Arbeitgeberpräsident Dieter Hundt hatte zuvor in der "NOZ" den Kita-Ausbau als "vorrangig staatliche Aufgabe" bezeichnet und Forderungen nach mehr Anstrengungen auch der Wirtschaft zurückgewiesen. Zugleich wandte sich Hundt gegen die Pläne der Koalition für ein Betreuungsgeld für Eltern, die auf einen Kita-Platz für ihre Kinder verzichten.
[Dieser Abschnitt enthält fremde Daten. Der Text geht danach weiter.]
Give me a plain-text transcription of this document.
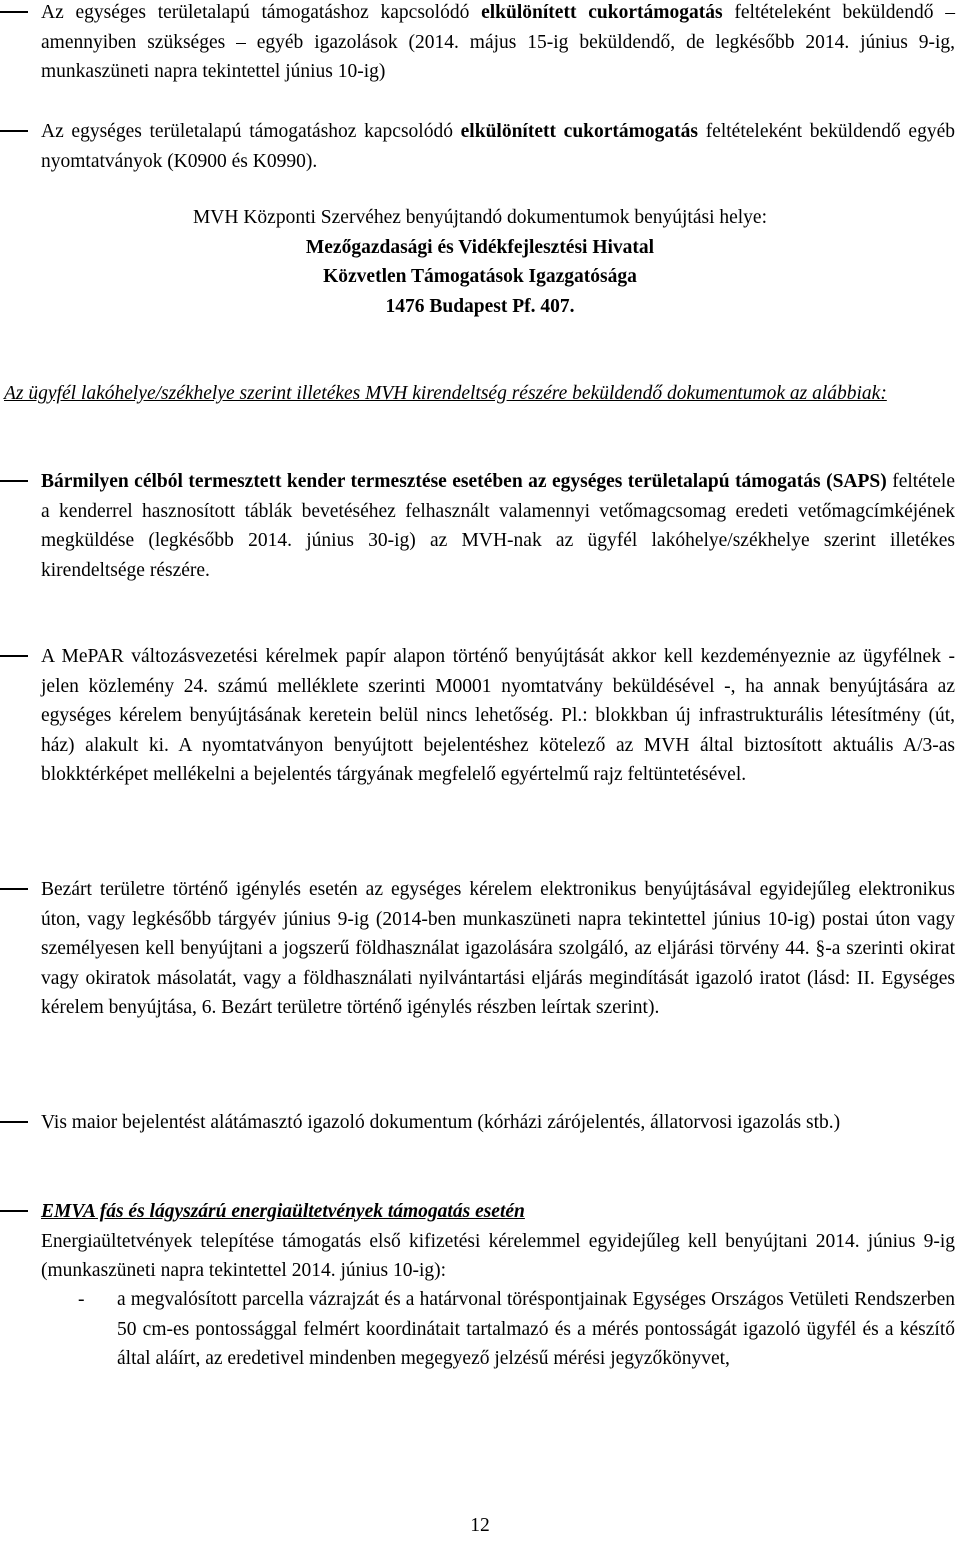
Az egységes területalapú támogatáshoz kapcsolódó elkülönített cukortámogatás feltételeként beküldendő – amennyiben szükséges – egyéb igazolások (2014. május 15-ig beküldendő, de legkésőbb 2014. június 9-ig, munkaszüneti napra tekintettel június 10-ig)
Az egységes területalapú támogatáshoz kapcsolódó elkülönített cukortámogatás feltételeként beküldendő egyéb nyomtatványok (K0900 és K0990).
MVH Központi Szervéhez benyújtandó dokumentumok benyújtási helye:
Mezőgazdasági és Vidékfejlesztési Hivatal
Közvetlen Támogatások Igazgatósága
1476 Budapest Pf. 407.
Az ügyfél lakóhelye/székhelye szerint illetékes MVH kirendeltség részére beküldendő dokumentumok az alábbiak:
Bármilyen célból termesztett kender termesztése esetében az egységes területalapú támogatás (SAPS) feltétele a kenderrel hasznosított táblák bevetéséhez felhasznált valamennyi vetőmagcsomag eredeti vetőmagcímkéjének megküldése (legkésőbb 2014. június 30-ig) az MVH-nak az ügyfél lakóhelye/székhelye szerint illetékes kirendeltsége részére.
A MePAR változásvezetési kérelmek papír alapon történő benyújtását akkor kell kezdeményeznie az ügyfélnek - jelen közlemény 24. számú melléklete szerinti M0001 nyomtatvány beküldésével -, ha annak benyújtására az egységes kérelem benyújtásának keretein belül nincs lehetőség. Pl.: blokkban új infrastrukturális létesítmény (út, ház) alakult ki. A nyomtatványon benyújtott bejelentéshez kötelező az MVH által biztosított aktuális A/3-as blokktérképet mellékelni a bejelentés tárgyának megfelelő egyértelmű rajz feltüntetésével.
Bezárt területre történő igénylés esetén az egységes kérelem elektronikus benyújtásával egyidejűleg elektronikus úton, vagy legkésőbb tárgyév június 9-ig (2014-ben munkaszüneti napra tekintettel június 10-ig) postai úton vagy személyesen kell benyújtani a jogszerű földhasználat igazolására szolgáló, az eljárási törvény 44. §-a szerinti okirat vagy okiratok másolatát, vagy a földhasználati nyilvántartási eljárás megindítását igazoló iratot (lásd: II. Egységes kérelem benyújtása, 6. Bezárt területre történő igénylés részben leírtak szerint).
Vis maior bejelentést alátámasztó igazoló dokumentum (kórházi zárójelentés, állatorvosi igazolás stb.)
EMVA fás és lágyszárú energiaültetvények támogatás esetén
Energiaültetvények telepítése támogatás első kifizetési kérelemmel egyidejűleg kell benyújtani 2014. június 9-ig (munkaszüneti napra tekintettel 2014. június 10-ig):
- a megvalósított parcella vázrajzát és a határvonal töréspontjainak Egységes Országos Vetületi Rendszerben 50 cm-es pontossággal felmért koordinátait tartalmazó és a mérés pontosságát igazoló ügyfél és a készítő által aláírt, az eredetivel mindenben megegyező jelzésű mérési jegyzőkönyvet,
12
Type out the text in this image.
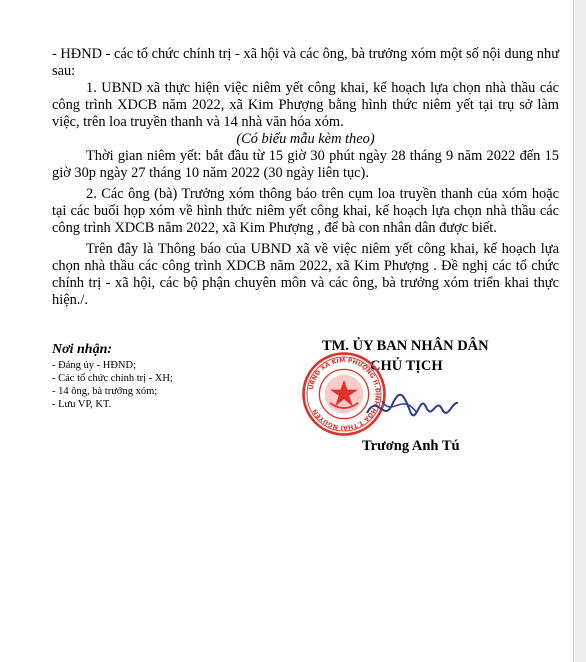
- HĐND - các tổ chức chính trị - xã hội và các ông, bà trưởng xóm một số nội dung như sau:

1. UBND xã thực hiện việc niêm yết công khai, kế hoạch lựa chọn nhà thầu các công trình XDCB năm 2022, xã Kim Phượng bằng hình thức niêm yết tại trụ sở làm việc, trên loa truyền thanh và 14 nhà văn hóa xóm.

(Có biểu mẫu kèm theo)

Thời gian niêm yết: bắt đầu từ 15 giờ 30 phút ngày 28 tháng 9 năm 2022 đến 15 giờ 30p ngày 27 tháng 10 năm 2022 (30 ngày liên tục).

2. Các ông (bà) Trưởng xóm thông báo trên cụm loa truyền thanh của xóm hoặc tại các buổi họp xóm về hình thức niêm yết công khai, kế hoạch lựa chọn nhà thầu các công trình XDCB năm 2022, xã Kim Phượng , để bà con nhân dân được biết.

Trên đây là Thông báo của UBND xã về việc niêm yết công khai, kế hoạch lựa chọn nhà thầu các công trình XDCB năm 2022, xã Kim Phượng . Đề nghị các tổ chức chính trị - xã hội, các bộ phận chuyên môn và các ông, bà trưởng xóm triển khai thực hiện./.

Nơi nhận:
- Đảng ủy - HĐND;
- Các tổ chức chính trị - XH;
- 14 ông, bà trưởng xóm;
- Lưu VP, KT.
TM. ỦY BAN NHÂN DÂN
CHỦ TỊCH
UBND XÃ KIM PHƯỢNG H.ĐỊNH HÓA T.THÁI NGUYÊN
Trương Anh Tú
Das Betreuungsgeld sei grundverkehrt, setze falsche Anreize und sei mit Blick auf die Konsolidierung der Staatsfinanzen nicht zu verantworten, sagte der Arbeitgeber-Präsident.

Statt Milliarden Euro in das Betreuungsgeld zu stecken, solle Schröder diese Summe in Kitas investieren, verlangte auch der Präsident des Deutschen Kinderschutzbundes, Heinz Hilgers. Er warf der Bundesregierung in der "NOZ" eine "unverantwortliche Politik der Widersprüche" vor.

SPD-Vize Manuela Schwesig wiederholte ebenfalls ihre Forderung, die Mittel für das Betreuungsgeld für den Kita-Ausbau zu verwenden. Sie verlangte im Bayerischen Rundfunk zudem eine bessere Bezahlung für Erzieherinnen. "Es kann nicht sein, dass sie nur so gut bezahlt werden wie zum Beispiel Müllfahrer", kritisierte die SPD-Politikerin. Dies werde dem pädagogischen Anspruch nicht gerecht.